Lessons in Change

Madison, indeed Wisconsin, is proud of its PK–12 school system. Unjustifiably proud, I’d argue.

Joe Carlsmith, the son of two UW academics, was one of Madison West High School’s top 2008 graduates. In his 4th grade, I observed Joe's gifted mind as his Parent Teach Day teacher.

Using current school performance metrics, the more students like Joe in a school, the higher its rank. So West beats East, and students whose performances fall short of Joe’s are deemed less smart or less motivated.

These metrics divert attention from the real issue: our schools are designed for self-learners like Joe who’d succeed anywhere, not for growing each student’s knowledge and learning capacity.

Look past the performance of Wisconsin’s predominantly white student bodies and you’ll see that, on a state level, Wisconsin’s black students ranked dead last in the 2007 National Assessment of Education Progress and that Wisconsin has the largest black-white scoring gap.

In Madison, black high school graduation rates are 25 percentage points lower than the 90-percent-plus white graduation rates. By tenth grade, only 26 percent of blacks are proficient or advanced in math compared to 83 percent for non-Hispanic whites; in reading the comparison is 30 percent versus 76 percent.

The issue is not solely one of race. A compelling study of Milwaukee student cohorts found that the average low-income white male stands a year or more behind the average middle-income white male in both reading and math. This gap appears in early grades and worsens through high school, as do gaps between races and sexes.

Our schools fail many gifted students who never achieve their potential because of pervasive “listen and read” teaching methods. Why? One third of gifted children learn best through active experience.

Another failure is measured by growing remedial math in UW System campuses because K–12 math is not sufficiently rigorous. Yet Libby Burmaster, State Superintendent of Schools, does not support a stronger high school math requirement, an improvement happening in many states. We also aren’t giving disadvantaged students extra time in school or offering pre-kindergarten education—two proven best practices.

What we Wisconsin residents have to realize is that dramatic improvement could occur with stronger district and state leadership and much higher expectations on our part.

One of Madison’s most troubled K–5 schools provides an example. Back in the 1990s, it had seven principals in two years and one of the highest concentrations of low-income students, about 70 percent. But after a few years its test scores beat district averages as well as those of many other schools with more affluent student bodies. Learning achievement remains high today.
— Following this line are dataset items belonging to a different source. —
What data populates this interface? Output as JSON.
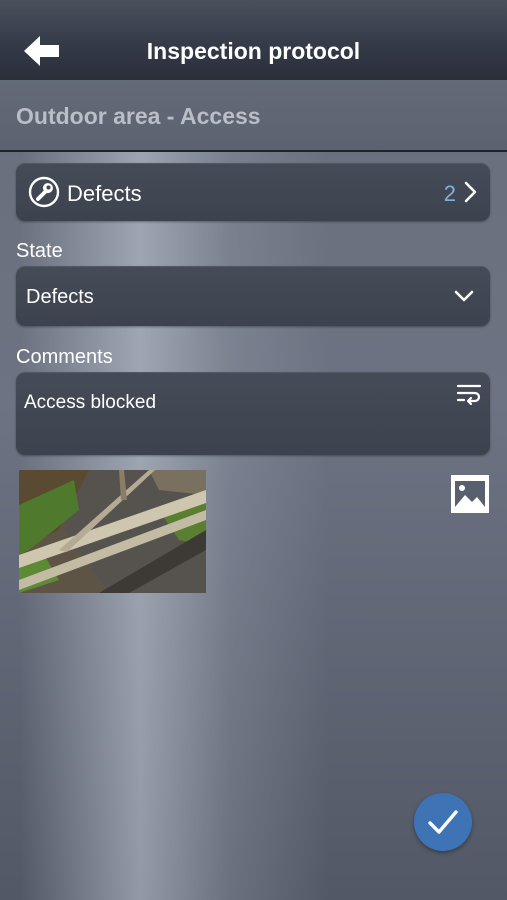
{
  "header": {
    "title": "Inspection protocol",
    "back_icon": "back-arrow-icon"
  },
  "section": {
    "title": "Outdoor area - Access"
  },
  "defects": {
    "label": "Defects",
    "count": "2",
    "icon": "wrench-icon"
  },
  "state": {
    "label": "State",
    "value": "Defects"
  },
  "comments": {
    "label": "Comments",
    "value": "Access blocked"
  },
  "photo": {
    "icon": "image-icon"
  },
  "confirm": {
    "icon": "checkmark-icon",
    "color": "#3e73b6"
  }
}
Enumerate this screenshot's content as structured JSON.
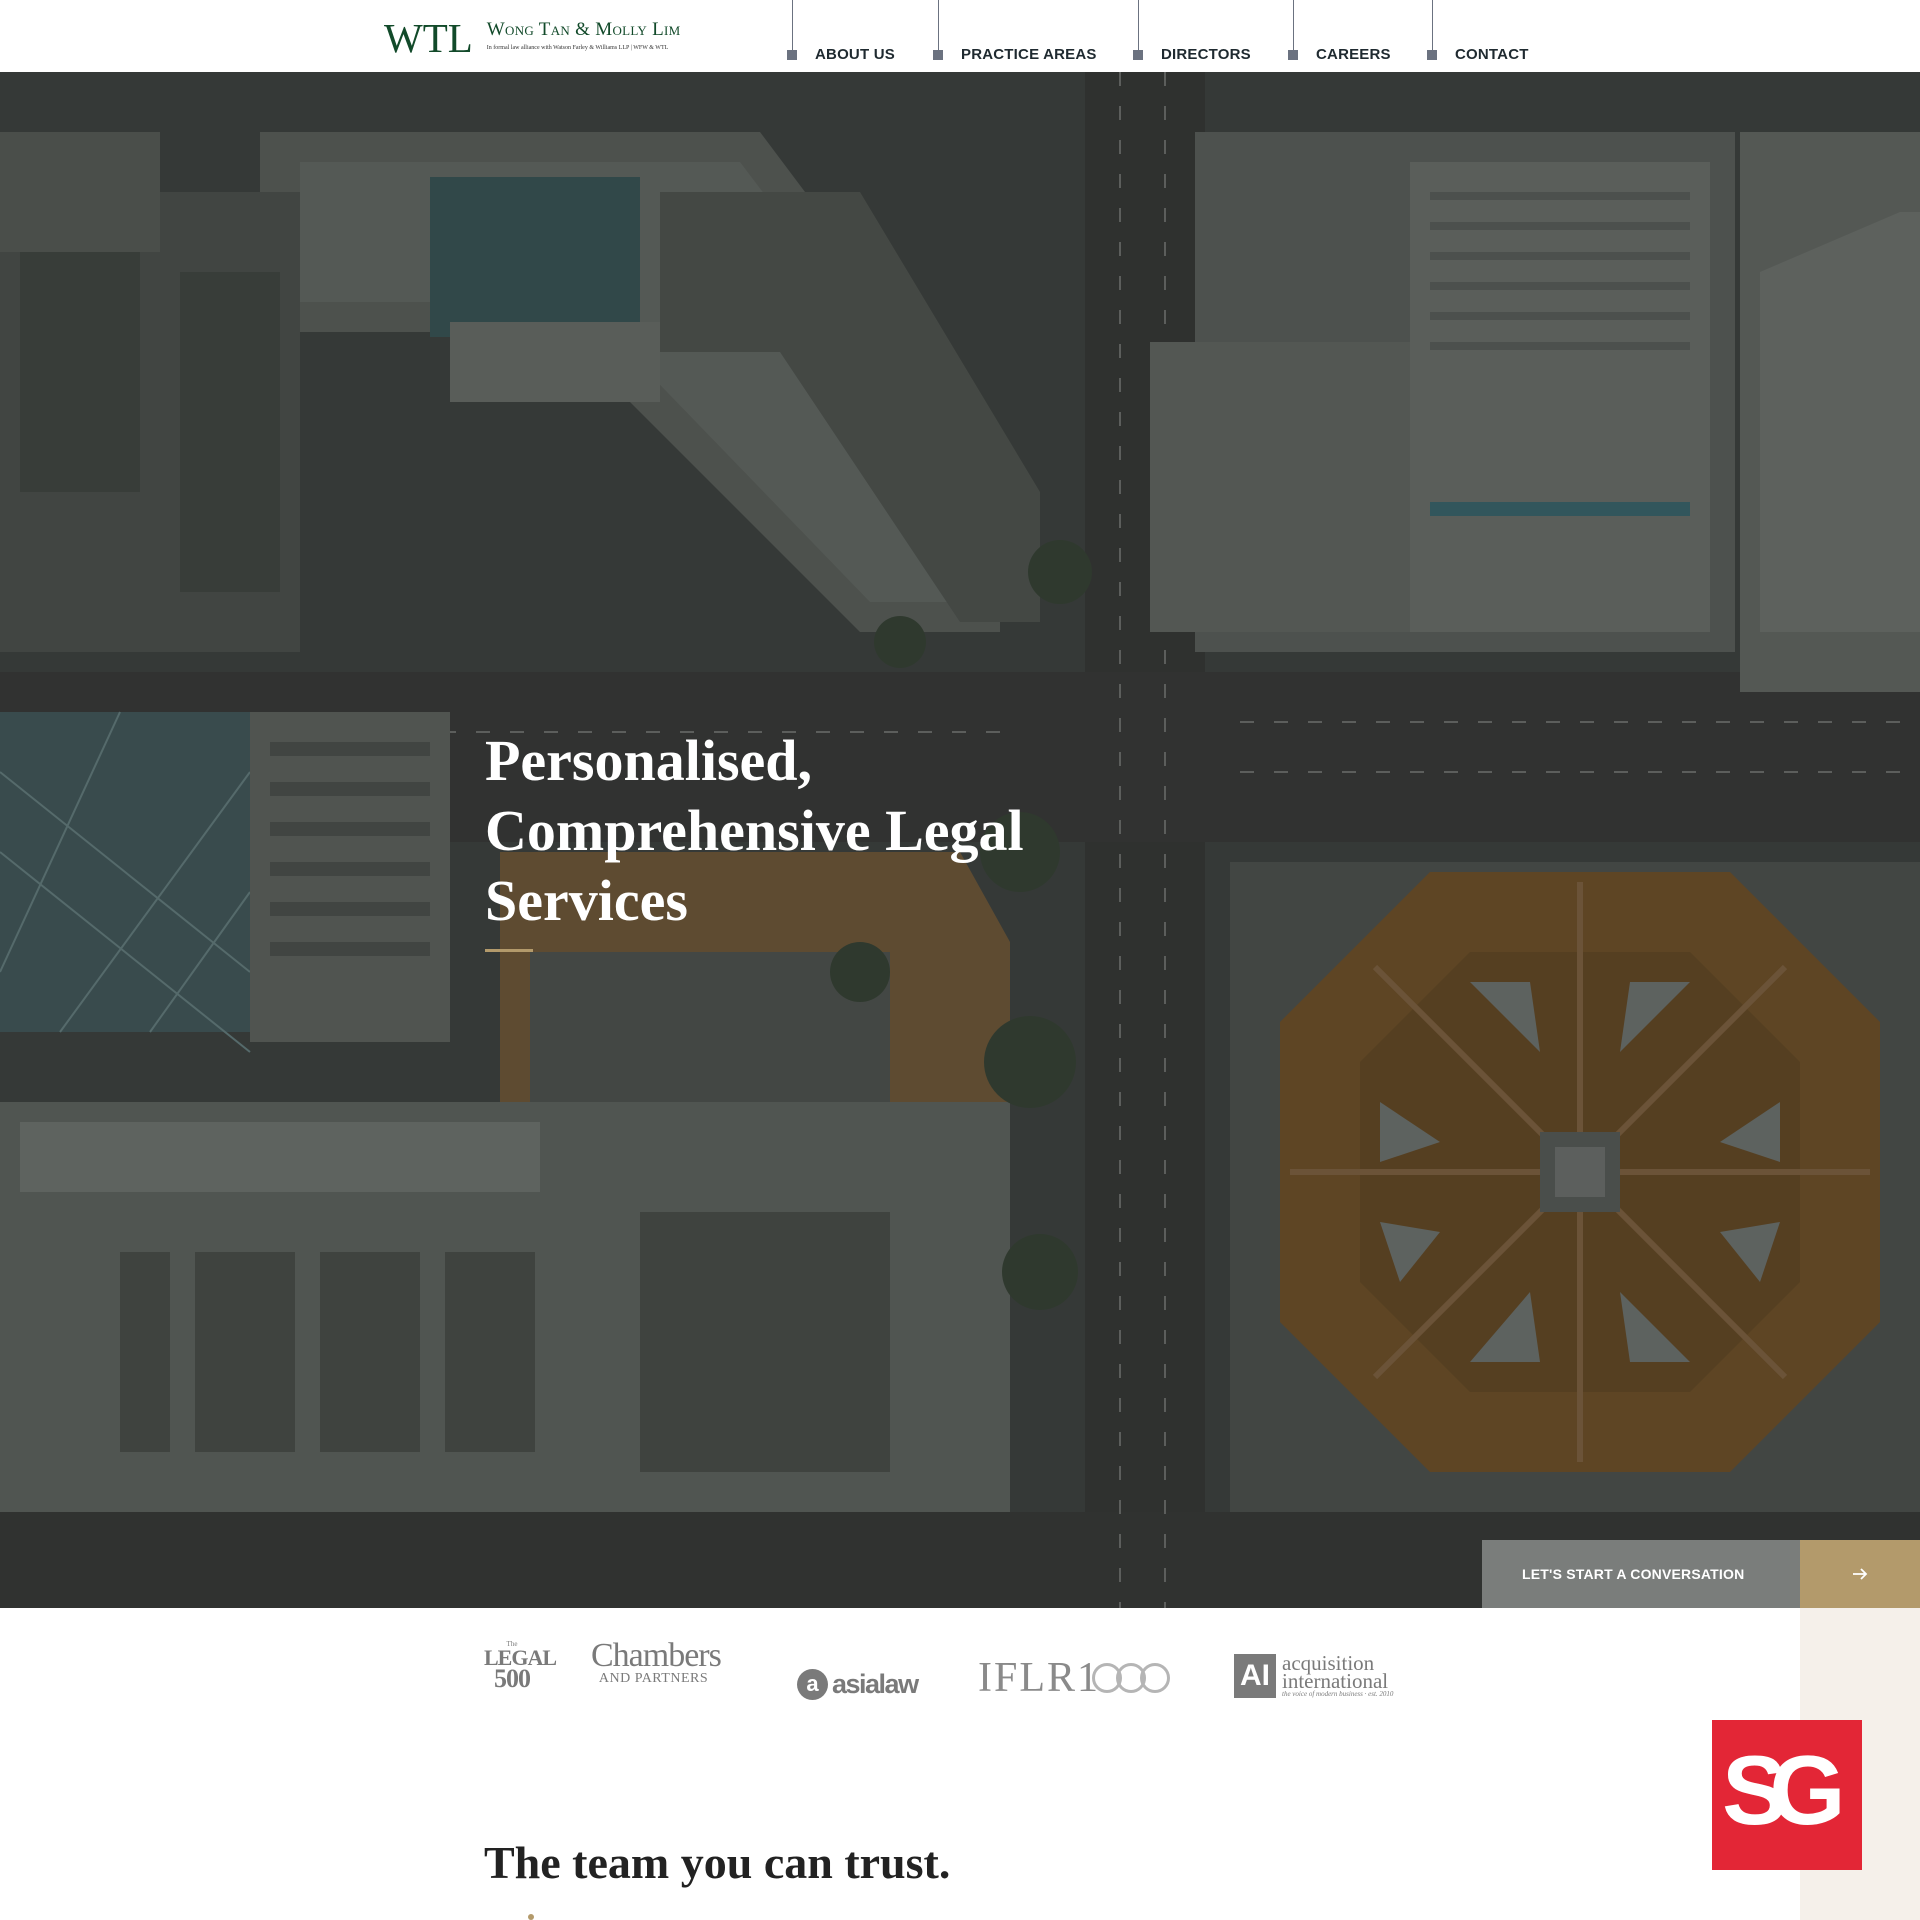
{
  "brand": {
    "mark": "WTL",
    "name": "Wong Tan & Molly Lim",
    "tagline": "In formal law alliance with Watson Farley & Williams LLP | WFW & WTL",
    "primary_color": "#124a2a",
    "accent_color": "#b39a6b"
  },
  "nav": {
    "items": [
      {
        "label": "ABOUT US"
      },
      {
        "label": "PRACTICE AREAS"
      },
      {
        "label": "DIRECTORS"
      },
      {
        "label": "CAREERS"
      },
      {
        "label": "CONTACT"
      }
    ]
  },
  "hero": {
    "title": "Personalised, Comprehensive Legal Services",
    "background": "aerial-city-photo"
  },
  "cta": {
    "label": "LET'S START A CONVERSATION",
    "icon": "arrow-right-icon"
  },
  "awards": {
    "legal500": {
      "the": "The",
      "legal": "LEGAL",
      "num": "500"
    },
    "chambers": {
      "big": "Chambers",
      "small": "AND PARTNERS"
    },
    "asialaw": {
      "badge": "a",
      "word": "asialaw"
    },
    "iflr": {
      "text": "IFLR1"
    },
    "ai": {
      "box": "AI",
      "line1": "acquisition",
      "line2": "international",
      "line3": "the voice of modern business · est. 2010"
    }
  },
  "sg_badge": {
    "text": "SG"
  },
  "team": {
    "title": "The team you can trust."
  }
}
The eighth principal succeeded by replacing one classroom–one teacher fiefdoms with team teaching. Teachers coach teachers and teach the way students best learn. Demanding outcome goals were set for students, with regular assessments providing rich data that spotlighted successes and needed changes, thereby building momentum at the student, parent, teacher and school levels.

This example shows that performance gaps can be closed when leaders are willing to change the system and adopt best practices. What’s been possible in one school should become the norm in our district and state.

MMSD’s new administrator, Dan Nerad, wants to initiate a school funding referendum. Let’s tell him, yes, we will support the referendum. But only if you:

  • Set individual and demographic group learning outcome goals reflective of a best-in-nation school system.
  • Report annually against these goals to students’ parents and the community.
  • Because more money alone won’t achieve these goals, adopt new approaches to achieving performance goals such as mandatory pre-K courses and teacher assessments—incentives using criteria that teachers help develop.

Madison and Wisconsin need more high school graduates motivated and prepared to excel in college classes, especially math and science. As taxpayers we should expect nothing less from our leaders than “Quality education for all students, no excuses.”